When you configure a dimension in acquire-zarr, you must specify the chunk size, in pixels, for that dimension. The chunk size for a given dimension need not evenly divide the array size for that dimension. Such a dimension is said to be ragged in its chunking.
For example, if you have an array with a size of 1080 pixels in the Y dimension and a chunk size of 256 pixels, the array will be divided into 5 chunks, 4 of which will be of size 256 pixels and the last one will be of size 1080 - 4 * 256 = 56 pixels.
Shard¶
A shard is a contiguous group of chunks (a superchunk, if you will) that are stored together in a single object in the Zarr store. Sharding is used to optimize data access and storage efficiency, especially for large arrays. When you stream data to an array, acquire-zarr will automatically divide the data into chunks as above, and then aggregate those chunks into shards based on the shard size specified in the stream settings.

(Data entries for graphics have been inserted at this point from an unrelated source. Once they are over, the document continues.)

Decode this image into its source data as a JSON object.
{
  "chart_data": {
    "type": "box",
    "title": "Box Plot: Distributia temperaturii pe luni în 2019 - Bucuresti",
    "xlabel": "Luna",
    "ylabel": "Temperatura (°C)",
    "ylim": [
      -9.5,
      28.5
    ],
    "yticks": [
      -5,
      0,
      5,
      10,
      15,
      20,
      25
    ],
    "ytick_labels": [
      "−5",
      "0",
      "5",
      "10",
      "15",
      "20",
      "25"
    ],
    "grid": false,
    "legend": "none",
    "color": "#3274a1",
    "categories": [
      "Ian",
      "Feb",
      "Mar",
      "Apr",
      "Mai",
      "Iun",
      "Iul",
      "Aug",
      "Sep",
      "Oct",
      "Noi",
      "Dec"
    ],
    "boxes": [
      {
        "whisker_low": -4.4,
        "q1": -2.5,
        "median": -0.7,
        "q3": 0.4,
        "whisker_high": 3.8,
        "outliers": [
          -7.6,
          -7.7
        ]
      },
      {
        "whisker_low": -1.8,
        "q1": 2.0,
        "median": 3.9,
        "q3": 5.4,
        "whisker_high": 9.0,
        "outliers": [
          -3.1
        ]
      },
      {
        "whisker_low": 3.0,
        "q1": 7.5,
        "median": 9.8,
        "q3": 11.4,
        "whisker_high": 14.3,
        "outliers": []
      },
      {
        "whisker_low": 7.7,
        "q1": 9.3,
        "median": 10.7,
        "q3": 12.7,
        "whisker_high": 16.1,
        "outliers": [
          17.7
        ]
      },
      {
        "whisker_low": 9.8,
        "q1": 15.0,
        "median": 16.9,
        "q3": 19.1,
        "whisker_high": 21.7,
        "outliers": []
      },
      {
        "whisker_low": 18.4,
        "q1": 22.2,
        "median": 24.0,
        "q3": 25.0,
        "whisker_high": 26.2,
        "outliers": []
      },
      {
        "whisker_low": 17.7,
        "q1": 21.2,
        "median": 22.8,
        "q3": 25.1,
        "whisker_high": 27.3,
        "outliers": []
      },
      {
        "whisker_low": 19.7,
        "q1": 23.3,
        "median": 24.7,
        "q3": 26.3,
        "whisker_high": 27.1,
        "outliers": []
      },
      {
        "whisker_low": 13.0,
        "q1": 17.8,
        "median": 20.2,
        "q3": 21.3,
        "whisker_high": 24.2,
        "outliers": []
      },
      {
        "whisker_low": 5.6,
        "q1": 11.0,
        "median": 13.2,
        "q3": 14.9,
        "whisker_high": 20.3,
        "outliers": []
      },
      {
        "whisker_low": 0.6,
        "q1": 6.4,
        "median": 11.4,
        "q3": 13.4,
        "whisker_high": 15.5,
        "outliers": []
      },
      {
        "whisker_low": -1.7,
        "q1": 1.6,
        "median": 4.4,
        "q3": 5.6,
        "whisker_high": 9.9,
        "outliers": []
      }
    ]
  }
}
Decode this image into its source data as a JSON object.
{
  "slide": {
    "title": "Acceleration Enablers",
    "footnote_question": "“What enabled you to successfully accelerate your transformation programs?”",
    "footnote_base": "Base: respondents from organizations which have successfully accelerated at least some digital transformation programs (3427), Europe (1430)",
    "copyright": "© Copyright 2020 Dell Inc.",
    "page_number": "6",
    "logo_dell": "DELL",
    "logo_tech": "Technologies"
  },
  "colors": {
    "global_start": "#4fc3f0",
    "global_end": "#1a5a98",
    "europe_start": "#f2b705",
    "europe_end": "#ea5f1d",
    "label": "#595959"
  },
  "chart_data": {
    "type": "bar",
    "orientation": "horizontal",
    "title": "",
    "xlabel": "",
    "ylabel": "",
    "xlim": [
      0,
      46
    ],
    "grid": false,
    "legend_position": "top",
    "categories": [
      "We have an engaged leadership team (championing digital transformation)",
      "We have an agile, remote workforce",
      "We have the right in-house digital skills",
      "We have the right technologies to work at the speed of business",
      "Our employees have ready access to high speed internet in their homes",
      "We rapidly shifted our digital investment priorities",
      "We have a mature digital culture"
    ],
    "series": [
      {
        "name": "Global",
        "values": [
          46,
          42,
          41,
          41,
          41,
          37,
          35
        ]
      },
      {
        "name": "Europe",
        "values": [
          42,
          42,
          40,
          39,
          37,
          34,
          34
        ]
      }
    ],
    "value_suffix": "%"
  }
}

When you configure a dimension in acquire-zarr, you must specify the shard size, in units of chunks, for that dimension. The shard size for a given dimension need not evenly divide the number of chunks for that dimension. For example, if you have an array with 10 chunks in the Y dimension and a shard size of 3 chunks, the array will be divided into 4 shards, 3 of which will contain 3 chunks and the last one will contain 1 chunk.
Compression¶
Zarr supports compression of chunks to reduce storage space and improve data transfer speeds. When you stream data to an array, acquire-zarr can compress the chunks based on the compression settings specified in the stream settings. Because acquire-zarr uses Blosc for compression, it supports multiple compression codecs, including LZ4 and Zstandard. You can also specify the compression level, 0-9, where 0 means no compression and 9 means maximum compression, and the shuffle filter, which can be used to improve compression ratios for certain data types. (See this article for a discussion of the shuffle filter: New 'bitshuffle' filter.)
Write behavior¶
The timing of when data is written to storage depends on the storage backend:
- Filesystem: Data is written when chunks are complete, allowing for efficient streaming of large datasets.
- S3: Because S3 objects cannot be appended to, data is written when entire shards are complete. This means you may need to configure larger shards when using S3 to avoid frequent uploads. However, you should take care not to make shards too large, as this can lead to inefficient storage and retrieval.